A survey of 15,000 freelancers by freelance jobs marketplace PeoplePerHour found freelancers across these three areas had been most in demand during the past 12 months. More specifically, web development, content writing and graphic design topped the list of tasks outsourced during the pandemic.

Xenios Thrasyvoulou, Founder and CEO of PeoplePerHour, said: “During the past 12 months, every aspect of normal life has changed, from how you do your shopping, to how you run your business.

“Many businesses have had to adapt and move online requiring specific skills and competencies at a given point in time, which makes using freelancers particularly attractive for many companies.”

In particular, the research found that many businesses had set up websites or ecommerce marketplaces for the first time over the past year, leading to web development, app development and coding skills becoming even more in demand than they were previously.

Companies had also increased their use of digital channels over the past year, seeking help from freelancers to write content and manage social media campaigns.

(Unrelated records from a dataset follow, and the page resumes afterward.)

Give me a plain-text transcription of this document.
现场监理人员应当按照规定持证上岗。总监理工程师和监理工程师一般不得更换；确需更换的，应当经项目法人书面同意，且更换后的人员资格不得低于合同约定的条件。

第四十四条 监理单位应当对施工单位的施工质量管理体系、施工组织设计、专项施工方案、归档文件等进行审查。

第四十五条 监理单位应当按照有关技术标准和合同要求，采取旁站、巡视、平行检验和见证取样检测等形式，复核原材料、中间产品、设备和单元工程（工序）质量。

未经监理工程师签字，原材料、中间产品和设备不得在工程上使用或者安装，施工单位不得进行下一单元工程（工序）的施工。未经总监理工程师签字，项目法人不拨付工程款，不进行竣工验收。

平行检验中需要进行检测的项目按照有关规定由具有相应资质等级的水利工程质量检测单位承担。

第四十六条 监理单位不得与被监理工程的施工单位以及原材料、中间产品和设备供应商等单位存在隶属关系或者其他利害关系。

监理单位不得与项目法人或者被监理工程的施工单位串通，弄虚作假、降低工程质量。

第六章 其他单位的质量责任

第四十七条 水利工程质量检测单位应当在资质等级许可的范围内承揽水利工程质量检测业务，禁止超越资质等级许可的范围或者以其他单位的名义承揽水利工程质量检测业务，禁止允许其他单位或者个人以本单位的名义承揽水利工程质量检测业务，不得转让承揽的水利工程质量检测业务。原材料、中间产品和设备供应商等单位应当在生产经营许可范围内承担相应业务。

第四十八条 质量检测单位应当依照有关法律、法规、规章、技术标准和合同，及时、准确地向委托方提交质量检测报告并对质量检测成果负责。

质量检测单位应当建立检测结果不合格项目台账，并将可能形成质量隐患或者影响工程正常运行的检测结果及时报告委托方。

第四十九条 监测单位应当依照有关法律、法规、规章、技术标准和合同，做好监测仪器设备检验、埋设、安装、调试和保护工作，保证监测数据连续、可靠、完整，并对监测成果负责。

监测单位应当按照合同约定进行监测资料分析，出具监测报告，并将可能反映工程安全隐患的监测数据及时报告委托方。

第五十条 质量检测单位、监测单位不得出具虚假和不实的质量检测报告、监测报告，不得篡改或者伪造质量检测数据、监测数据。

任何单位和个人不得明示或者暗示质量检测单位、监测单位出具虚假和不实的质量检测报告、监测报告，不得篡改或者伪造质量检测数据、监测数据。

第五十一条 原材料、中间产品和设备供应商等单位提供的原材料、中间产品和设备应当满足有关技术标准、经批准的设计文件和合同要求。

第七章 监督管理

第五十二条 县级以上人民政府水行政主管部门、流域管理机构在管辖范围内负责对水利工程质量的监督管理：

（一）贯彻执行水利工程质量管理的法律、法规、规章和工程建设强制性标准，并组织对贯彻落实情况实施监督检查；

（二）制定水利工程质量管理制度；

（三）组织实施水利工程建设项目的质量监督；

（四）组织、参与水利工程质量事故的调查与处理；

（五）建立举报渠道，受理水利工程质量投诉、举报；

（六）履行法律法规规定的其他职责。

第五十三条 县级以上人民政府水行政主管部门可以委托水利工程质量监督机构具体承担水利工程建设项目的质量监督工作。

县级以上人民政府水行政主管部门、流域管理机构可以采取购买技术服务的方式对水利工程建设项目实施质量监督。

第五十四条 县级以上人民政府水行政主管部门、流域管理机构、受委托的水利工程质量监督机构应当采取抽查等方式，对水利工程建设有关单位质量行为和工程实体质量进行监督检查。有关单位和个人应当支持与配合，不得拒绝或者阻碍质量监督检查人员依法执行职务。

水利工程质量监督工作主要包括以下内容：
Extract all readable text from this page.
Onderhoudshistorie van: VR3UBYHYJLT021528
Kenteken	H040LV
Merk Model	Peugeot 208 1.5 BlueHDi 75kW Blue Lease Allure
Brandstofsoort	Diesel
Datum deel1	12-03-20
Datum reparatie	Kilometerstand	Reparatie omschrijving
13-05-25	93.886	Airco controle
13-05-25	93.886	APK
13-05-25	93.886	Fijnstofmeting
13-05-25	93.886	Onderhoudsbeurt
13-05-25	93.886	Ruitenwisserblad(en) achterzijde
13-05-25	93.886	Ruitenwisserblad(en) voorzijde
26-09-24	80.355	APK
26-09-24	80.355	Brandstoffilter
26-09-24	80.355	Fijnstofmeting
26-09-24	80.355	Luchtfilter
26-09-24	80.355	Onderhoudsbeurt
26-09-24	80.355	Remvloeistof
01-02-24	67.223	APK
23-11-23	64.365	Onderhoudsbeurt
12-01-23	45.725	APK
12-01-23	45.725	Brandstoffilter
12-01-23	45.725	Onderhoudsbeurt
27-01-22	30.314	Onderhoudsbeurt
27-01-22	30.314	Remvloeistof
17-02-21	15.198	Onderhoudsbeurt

Graphic designers were also in high demand as businesses looked to boost their online presence with new logos, online brochures, posters and other creative material.

And due to the shift to home working and the downturn in some industries, some businesses had either cut back on staff or placed them on furlough, so turned to freelancers for business support such as sales or virtual assistance.

Thrasyvoulou said the strong demand for freelancers was especially welcome as many had been badly affected by the pandemic. “Small businesses and the self-employed have been some of the hardest-hit sectors, with less government support than those who are in full-time employment.”